Stu and Sammy were handcuffed and put in separate police cars, but not before they gave the location where they buried all the bodies, starting with Mike’s. His would be the freshest.
Looking at one of the paramedics after she had sutured and bandage his thigh and wrapped his chest to keep the rib steady, he smiled at her and said, “I guess you’ll want to keep me around for a few days, won’t you?”
She looked at him. “Excuse me?”
“Sorry, I didn’t mean you personally. I meant the hospital.”
“They might, but it’s your choice. Personally, I wouldn’t advise any travel for several weeks, or any unnecessary movement until you get some strength back in that leg and your rib heals.”
As the ambulance pulled away, followed by another unmarked van holding Frank’s body, in a body-bag, Bob started whistling a Willie Nelson tune, On the Road Again. After a minute, he said to no one in particular, “I know one thing for sure. After I get to Boise, I’m going to make sure I’m never broke again. If nothing else, I’ll go Greyhound when I need to get some place.”
“So, what is your last name, Bob?”
He looked at the female paramedic. The one driving, was a man about his size and weight.
“It’s Teague, pronounced like league.”
“I’m Sandy Cole. Nice to meet you, even if it is under such bad conditions. Since you’ve gone through such a rough patch, and since you’re a stranger and all; if you decide not to stay in the hospital, I can be a nice enough person to buy you dinner. After all, you did go through one hell of an experience."
“Yeah, I did, Sandy. And I think I might take you up on your offer. It’s not every day I damn near get mauled by a bear and three crazies in a strange place. And follow that up with an invitation by a pretty woman such as yourself, for dinner.
“I can say that, can’t I? or do I say, pretty paramedic?”
She laughed. “Woman is just fine.” She smiled.
Boise can wait a few more days.
______
It would be the talk in six counties and all over the news as to what happened.

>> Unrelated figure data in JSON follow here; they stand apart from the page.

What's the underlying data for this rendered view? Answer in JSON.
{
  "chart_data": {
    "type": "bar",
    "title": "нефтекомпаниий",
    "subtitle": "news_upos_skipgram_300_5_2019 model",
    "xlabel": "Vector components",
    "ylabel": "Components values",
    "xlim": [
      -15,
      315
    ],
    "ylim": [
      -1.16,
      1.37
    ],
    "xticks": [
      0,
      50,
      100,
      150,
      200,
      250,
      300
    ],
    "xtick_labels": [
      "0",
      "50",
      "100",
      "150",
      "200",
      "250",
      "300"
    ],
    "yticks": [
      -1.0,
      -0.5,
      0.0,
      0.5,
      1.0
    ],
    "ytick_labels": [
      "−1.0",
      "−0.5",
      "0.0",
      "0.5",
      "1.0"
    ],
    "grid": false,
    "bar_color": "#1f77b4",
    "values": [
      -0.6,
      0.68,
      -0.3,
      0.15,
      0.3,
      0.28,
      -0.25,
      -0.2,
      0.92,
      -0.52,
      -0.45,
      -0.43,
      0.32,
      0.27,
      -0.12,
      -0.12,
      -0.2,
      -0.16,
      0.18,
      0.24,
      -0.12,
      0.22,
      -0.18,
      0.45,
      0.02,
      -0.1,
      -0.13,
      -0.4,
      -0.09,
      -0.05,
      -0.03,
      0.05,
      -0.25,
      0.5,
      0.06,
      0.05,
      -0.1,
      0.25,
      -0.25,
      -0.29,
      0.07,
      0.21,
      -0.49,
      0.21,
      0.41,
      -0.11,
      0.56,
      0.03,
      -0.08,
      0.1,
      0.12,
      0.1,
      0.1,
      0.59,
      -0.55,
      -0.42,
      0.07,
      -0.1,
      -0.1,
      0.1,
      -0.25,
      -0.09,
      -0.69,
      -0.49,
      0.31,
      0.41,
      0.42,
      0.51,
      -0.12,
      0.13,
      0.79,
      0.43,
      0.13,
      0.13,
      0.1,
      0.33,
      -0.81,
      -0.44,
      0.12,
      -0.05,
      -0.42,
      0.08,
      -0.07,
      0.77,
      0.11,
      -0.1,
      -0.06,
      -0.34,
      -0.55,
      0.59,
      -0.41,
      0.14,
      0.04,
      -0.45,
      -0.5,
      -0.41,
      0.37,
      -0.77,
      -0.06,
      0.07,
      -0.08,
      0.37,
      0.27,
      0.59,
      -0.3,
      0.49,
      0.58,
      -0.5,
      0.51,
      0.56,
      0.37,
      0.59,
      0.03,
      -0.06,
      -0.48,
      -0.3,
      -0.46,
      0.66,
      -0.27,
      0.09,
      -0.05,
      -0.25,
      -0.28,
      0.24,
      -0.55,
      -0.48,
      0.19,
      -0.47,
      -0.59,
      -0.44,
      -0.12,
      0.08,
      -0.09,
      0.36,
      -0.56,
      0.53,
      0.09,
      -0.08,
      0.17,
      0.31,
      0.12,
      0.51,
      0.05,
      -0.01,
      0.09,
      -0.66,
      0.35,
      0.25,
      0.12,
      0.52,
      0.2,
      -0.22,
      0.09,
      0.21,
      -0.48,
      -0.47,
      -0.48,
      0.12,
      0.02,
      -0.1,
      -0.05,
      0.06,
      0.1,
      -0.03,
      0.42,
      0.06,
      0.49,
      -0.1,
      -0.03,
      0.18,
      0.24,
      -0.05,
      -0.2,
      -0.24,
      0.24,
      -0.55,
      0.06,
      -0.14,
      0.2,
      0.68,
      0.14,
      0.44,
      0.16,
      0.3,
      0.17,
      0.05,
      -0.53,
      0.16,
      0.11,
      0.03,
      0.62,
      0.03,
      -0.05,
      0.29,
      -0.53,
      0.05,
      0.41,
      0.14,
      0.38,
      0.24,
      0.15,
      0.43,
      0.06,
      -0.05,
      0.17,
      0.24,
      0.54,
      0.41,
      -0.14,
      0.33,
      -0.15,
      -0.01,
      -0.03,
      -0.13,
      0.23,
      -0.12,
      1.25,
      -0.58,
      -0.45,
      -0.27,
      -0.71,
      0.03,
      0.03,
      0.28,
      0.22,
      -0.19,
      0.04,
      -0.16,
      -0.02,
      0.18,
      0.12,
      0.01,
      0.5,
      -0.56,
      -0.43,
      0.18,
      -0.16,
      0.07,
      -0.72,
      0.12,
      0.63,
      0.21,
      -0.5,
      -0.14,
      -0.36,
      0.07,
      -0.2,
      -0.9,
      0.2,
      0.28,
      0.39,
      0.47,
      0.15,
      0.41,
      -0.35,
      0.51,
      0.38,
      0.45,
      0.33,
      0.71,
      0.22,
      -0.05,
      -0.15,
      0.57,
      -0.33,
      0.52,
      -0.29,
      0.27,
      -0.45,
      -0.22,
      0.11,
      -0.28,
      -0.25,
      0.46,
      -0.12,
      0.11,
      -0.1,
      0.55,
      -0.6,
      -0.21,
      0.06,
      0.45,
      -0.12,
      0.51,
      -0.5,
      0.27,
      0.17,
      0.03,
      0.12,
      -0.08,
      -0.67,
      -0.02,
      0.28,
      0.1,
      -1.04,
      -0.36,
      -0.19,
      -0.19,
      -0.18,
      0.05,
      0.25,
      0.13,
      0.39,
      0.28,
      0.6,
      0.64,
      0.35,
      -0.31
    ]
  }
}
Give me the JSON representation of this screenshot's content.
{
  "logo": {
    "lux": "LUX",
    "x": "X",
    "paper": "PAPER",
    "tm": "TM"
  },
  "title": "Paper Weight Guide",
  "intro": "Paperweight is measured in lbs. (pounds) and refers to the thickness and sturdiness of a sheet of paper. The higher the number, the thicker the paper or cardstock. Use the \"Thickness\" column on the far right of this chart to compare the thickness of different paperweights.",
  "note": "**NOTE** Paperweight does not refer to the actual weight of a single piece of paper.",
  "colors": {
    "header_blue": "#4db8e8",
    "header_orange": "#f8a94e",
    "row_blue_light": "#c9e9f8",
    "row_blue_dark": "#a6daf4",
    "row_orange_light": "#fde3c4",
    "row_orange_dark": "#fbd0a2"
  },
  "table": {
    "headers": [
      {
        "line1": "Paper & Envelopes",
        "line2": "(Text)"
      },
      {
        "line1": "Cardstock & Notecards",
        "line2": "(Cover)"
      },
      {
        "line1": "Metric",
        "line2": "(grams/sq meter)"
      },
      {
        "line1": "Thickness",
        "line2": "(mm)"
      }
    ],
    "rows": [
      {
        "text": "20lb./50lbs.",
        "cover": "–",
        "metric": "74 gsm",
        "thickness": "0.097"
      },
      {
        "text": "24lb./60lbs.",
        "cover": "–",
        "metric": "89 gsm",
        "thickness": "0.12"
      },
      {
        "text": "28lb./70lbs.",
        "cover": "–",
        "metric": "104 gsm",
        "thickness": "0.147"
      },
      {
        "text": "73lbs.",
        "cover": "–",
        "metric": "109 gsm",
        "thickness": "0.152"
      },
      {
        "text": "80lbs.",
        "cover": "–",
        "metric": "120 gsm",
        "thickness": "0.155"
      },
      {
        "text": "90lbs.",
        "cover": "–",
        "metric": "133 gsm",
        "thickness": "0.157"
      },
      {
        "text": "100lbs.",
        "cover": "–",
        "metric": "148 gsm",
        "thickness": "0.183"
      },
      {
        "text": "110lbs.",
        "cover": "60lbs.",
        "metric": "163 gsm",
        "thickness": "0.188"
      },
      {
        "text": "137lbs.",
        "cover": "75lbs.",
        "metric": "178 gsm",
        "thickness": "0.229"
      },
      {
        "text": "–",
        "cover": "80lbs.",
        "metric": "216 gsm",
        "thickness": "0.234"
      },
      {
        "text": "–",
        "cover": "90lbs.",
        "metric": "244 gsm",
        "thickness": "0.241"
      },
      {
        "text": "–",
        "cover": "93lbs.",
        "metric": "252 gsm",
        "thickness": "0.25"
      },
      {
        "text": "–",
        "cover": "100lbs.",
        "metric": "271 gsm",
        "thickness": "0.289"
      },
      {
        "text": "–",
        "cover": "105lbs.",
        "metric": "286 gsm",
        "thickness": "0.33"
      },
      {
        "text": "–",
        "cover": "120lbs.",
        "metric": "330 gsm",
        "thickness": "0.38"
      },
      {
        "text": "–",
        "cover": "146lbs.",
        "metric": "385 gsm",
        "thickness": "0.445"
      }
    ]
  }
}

The investigation took over seven months to process before the D.A. would take the case to trial.
Twenty-nine bodies were recovered and over time, identifications from dental records for many were made, and many families finally had the closure they had sought after for a very long time. There were three sets of remains that couldn’t be identified. Of the twenty-nine, five were females.
It was found from testimony from both Stu and Sammy; Frank had raised the bear from a cub and trained it to kill people it couldn’t recognize or was familiar with their body odor.
At the trial, Stu and Sammy were found guilty and each received a sentence of 999 years and a day for multiple murders.
This just shows that in some respects, taking the scenic route isn’t always the best choice made.
Bob, never did get that job. The company couldn’t wait on him and hired someone else. It didn’t matter. He found work in Jasper with a construction outfit.
And Bob and Sandy got married.
Imagine that. A happy ending after all.